The laboratory is also working on an optical interconnect technology for chip packages that could be ready between five and 10 years from now, Justin Rattner, Intel senior fellow and director of the company's systems technology labs, said.
"We have built short-range optical links that we believe will be cheaper, less noisy, and smaller than copper ribbons. You can get high-speed signals and you can get rid of the need of having to use copper ribbons," he said.
The optical interconnect technology aimed at laptop and servers uses tiny lasers and fiber-optic cables to transmit data at multi-gigabit speeds over a distance of about half a metre. While Intel has not yet approached PC and server suppliers, the company is collaborating with optical switch and network technology suppliers, and is confident that the technology can be made ready for volume production in three to five years.
"What we are looking at is using it to feed display data from the motherboard to the screen, or using it for servers to route high-speed, gigabit traffic in dense server environments," he said.
Another potential application is using the technology to replace serial ATA (Advanced Technology Attachment) interconnects, he said.
"Results are very promising. There is a lot of opportunity to move from copper to high-speed optical equivalents.
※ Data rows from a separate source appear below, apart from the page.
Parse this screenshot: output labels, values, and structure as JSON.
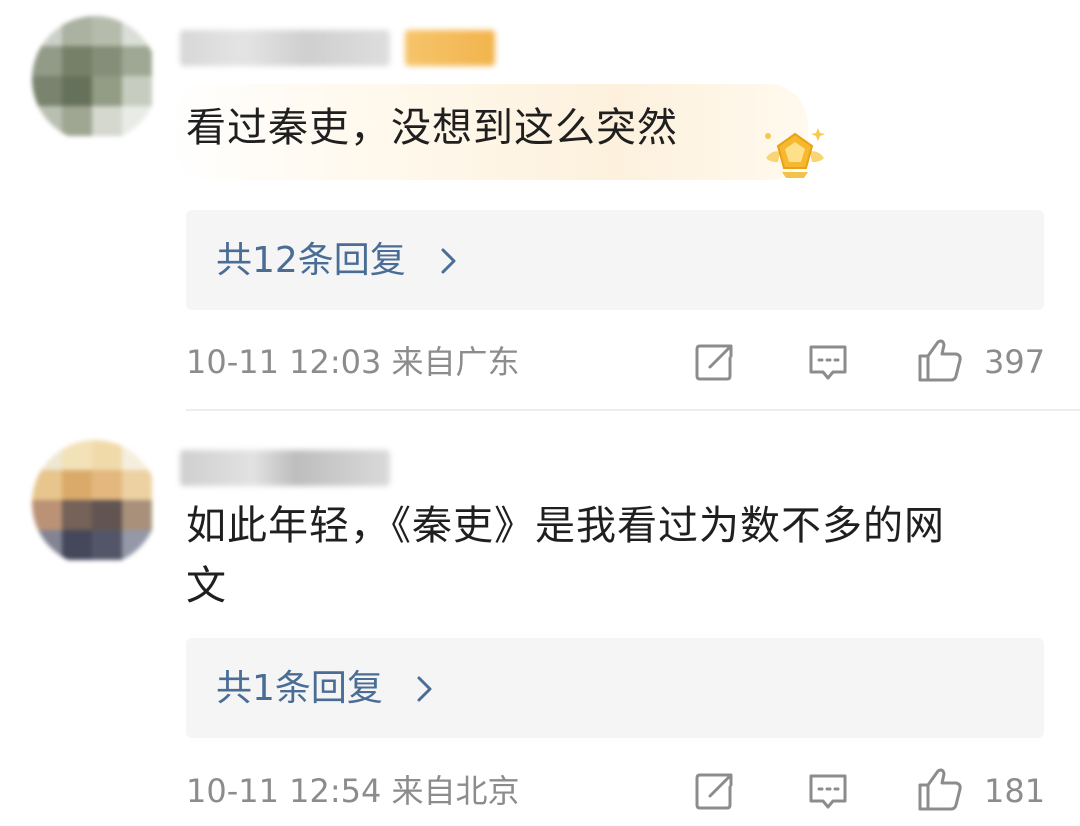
{
  "comments": [
    {
      "text": "看过秦吏，没想到这么突然",
      "replies_label": "共12条回复",
      "time_location": "10-11 12:03 来自广东",
      "like_count": "397"
    },
    {
      "text": "如此年轻，《秦吏》是我看过为数不多的网\n文",
      "replies_label": "共1条回复",
      "time_location": "10-11 12:54 来自北京",
      "like_count": "181"
    }
  ],
  "colors": {
    "reply_link": "#4a6d96",
    "meta_text": "#8c8c8c",
    "reply_bg": "#f5f5f5",
    "badge_gold": "#f5b82e"
  },
  "icons": {
    "share": "share-edit-icon",
    "comment": "comment-icon",
    "like": "thumbs-up-icon",
    "chevron": "chevron-right-icon",
    "badge": "gold-badge-icon"
  }
}
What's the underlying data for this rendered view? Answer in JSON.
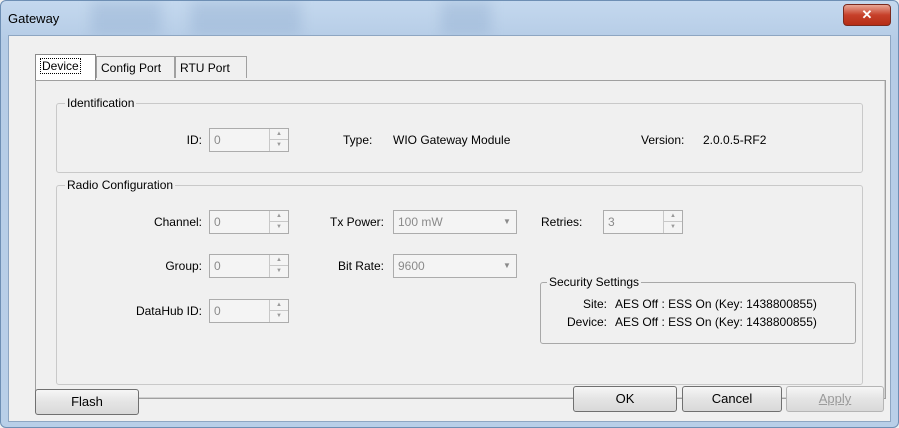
{
  "window": {
    "title": "Gateway",
    "close_label": "✕"
  },
  "tabs": [
    {
      "label": "Device"
    },
    {
      "label": "Config Port"
    },
    {
      "label": "RTU Port"
    }
  ],
  "identification": {
    "group_label": "Identification",
    "id_label": "ID:",
    "id_value": "0",
    "type_label": "Type:",
    "type_value": "WIO Gateway Module",
    "version_label": "Version:",
    "version_value": "2.0.0.5-RF2"
  },
  "radio": {
    "group_label": "Radio Configuration",
    "channel_label": "Channel:",
    "channel_value": "0",
    "group_field_label": "Group:",
    "group_value": "0",
    "datahub_label": "DataHub ID:",
    "datahub_value": "0",
    "txpower_label": "Tx Power:",
    "txpower_value": "100 mW",
    "bitrate_label": "Bit Rate:",
    "bitrate_value": "9600",
    "retries_label": "Retries:",
    "retries_value": "3"
  },
  "security": {
    "group_label": "Security Settings",
    "site_label": "Site:",
    "site_value": "AES Off : ESS On (Key: 1438800855)",
    "device_label": "Device:",
    "device_value": "AES Off : ESS On (Key: 1438800855)"
  },
  "buttons": {
    "flash": "Flash",
    "ok": "OK",
    "cancel": "Cancel",
    "apply": "Apply"
  }
}
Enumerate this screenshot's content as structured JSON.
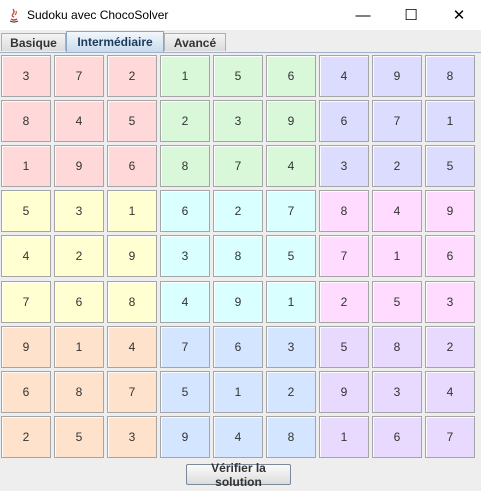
{
  "window": {
    "title": "Sudoku avec ChocoSolver",
    "minimize_glyph": "—",
    "maximize_glyph": "☐",
    "close_glyph": "✕"
  },
  "tabs": [
    {
      "label": "Basique",
      "selected": false
    },
    {
      "label": "Intermédiaire",
      "selected": true
    },
    {
      "label": "Avancé",
      "selected": false
    }
  ],
  "grid": {
    "rows": [
      [
        "3",
        "7",
        "2",
        "1",
        "5",
        "6",
        "4",
        "9",
        "8"
      ],
      [
        "8",
        "4",
        "5",
        "2",
        "3",
        "9",
        "6",
        "7",
        "1"
      ],
      [
        "1",
        "9",
        "6",
        "8",
        "7",
        "4",
        "3",
        "2",
        "5"
      ],
      [
        "5",
        "3",
        "1",
        "6",
        "2",
        "7",
        "8",
        "4",
        "9"
      ],
      [
        "4",
        "2",
        "9",
        "3",
        "8",
        "5",
        "7",
        "1",
        "6"
      ],
      [
        "7",
        "6",
        "8",
        "4",
        "9",
        "1",
        "2",
        "5",
        "3"
      ],
      [
        "9",
        "1",
        "4",
        "7",
        "6",
        "3",
        "5",
        "8",
        "2"
      ],
      [
        "6",
        "8",
        "7",
        "5",
        "1",
        "2",
        "9",
        "3",
        "4"
      ],
      [
        "2",
        "5",
        "3",
        "9",
        "4",
        "8",
        "1",
        "6",
        "7"
      ]
    ],
    "block_colors": [
      [
        "#ffd9da",
        "#d9f8d9",
        "#dcdcff"
      ],
      [
        "#ffffd2",
        "#d9ffff",
        "#ffdcff"
      ],
      [
        "#ffe2cc",
        "#d4e6ff",
        "#e8d9ff"
      ]
    ]
  },
  "verify_button": {
    "label": "Vérifier la solution"
  }
}
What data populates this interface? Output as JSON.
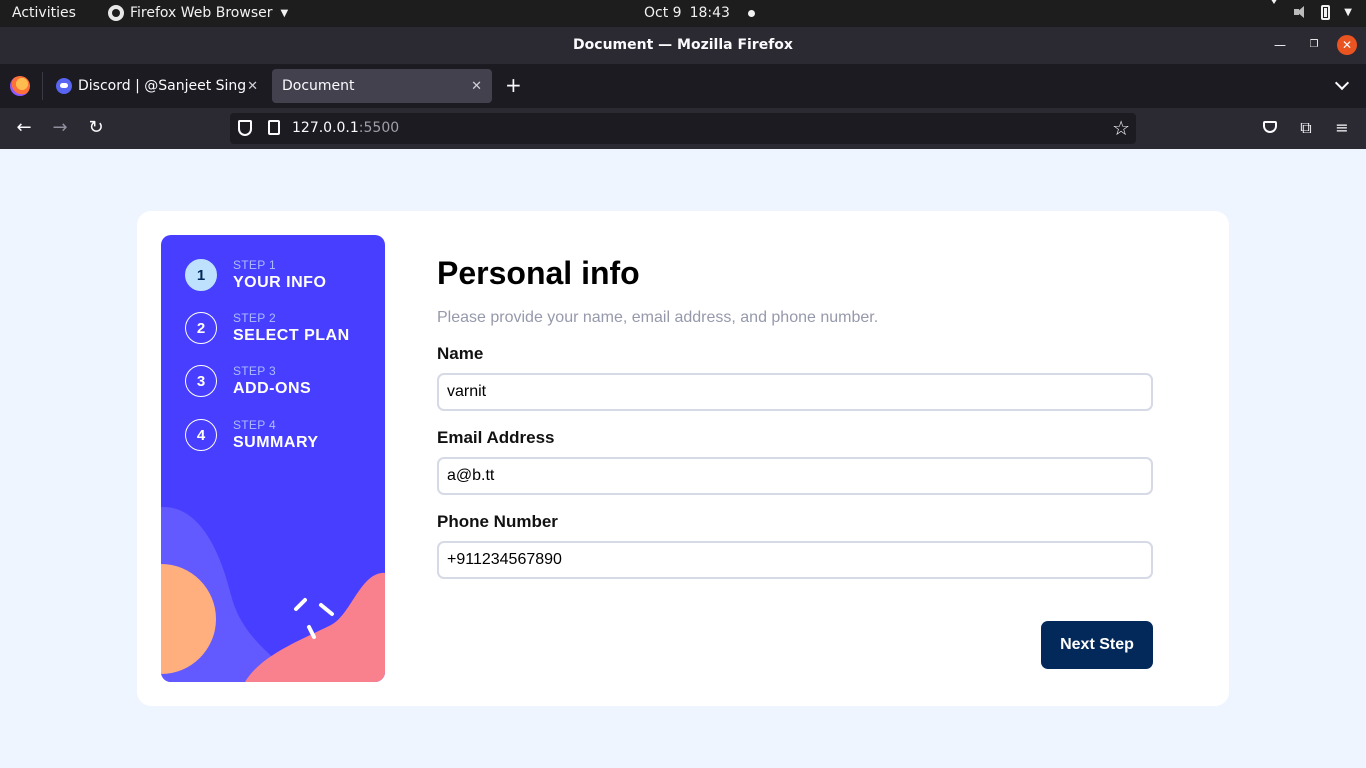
{
  "system_bar": {
    "activities": "Activities",
    "app_name": "Firefox Web Browser",
    "date": "Oct 9",
    "time": "18:43"
  },
  "window": {
    "title": "Document — Mozilla Firefox"
  },
  "tabs": [
    {
      "label": "Discord | @Sanjeet Singh",
      "icon": "discord-icon",
      "active": false
    },
    {
      "label": "Document",
      "icon": null,
      "active": true
    }
  ],
  "navbar": {
    "url_host": "127.0.0.1",
    "url_port": ":5500"
  },
  "sidebar": {
    "steps": [
      {
        "number": "1",
        "step_label": "STEP 1",
        "title": "YOUR INFO",
        "active": true
      },
      {
        "number": "2",
        "step_label": "STEP 2",
        "title": "SELECT PLAN",
        "active": false
      },
      {
        "number": "3",
        "step_label": "STEP 3",
        "title": "ADD-ONS",
        "active": false
      },
      {
        "number": "4",
        "step_label": "STEP 4",
        "title": "SUMMARY",
        "active": false
      }
    ]
  },
  "form": {
    "heading": "Personal info",
    "subtitle": "Please provide your name, email address, and phone number.",
    "fields": [
      {
        "label": "Name",
        "value": "varnit"
      },
      {
        "label": "Email Address",
        "value": "a@b.tt"
      },
      {
        "label": "Phone Number",
        "value": "+911234567890"
      }
    ],
    "next_label": "Next Step"
  },
  "colors": {
    "page_bg": "#eff5ff",
    "sidebar_bg": "#483eff",
    "active_step": "#bee2fd",
    "primary_button": "#02295a",
    "input_border": "#d6d9e6",
    "subtitle": "#9699ab"
  }
}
When we have a really solid design, then we will go to the appropriate systems suppliers," he said.
The biggest issue with optical connect technology is cost, he said.
Optical communications systems, traditionally used for trunk data routing over thousands of kilometres or in networks across cities, need lasers and devices to convert data in electrical signals to optical signals and then reconvert those optical signals back to their electrical form.
Although they are expensive now, Intel hopes that by the time optical interconnect technology is commercialised, an interconnect could be made for about $5 (£2.76) to $7. A laptop copper ribbon costs about $10 to $15, he said.
Rattner said that until recently the company had been focused on how to make its processors faster. But the company's systems technology labs these days is concentrating more on developing technologies to help chips perform more efficiently, and systems talk to each other better.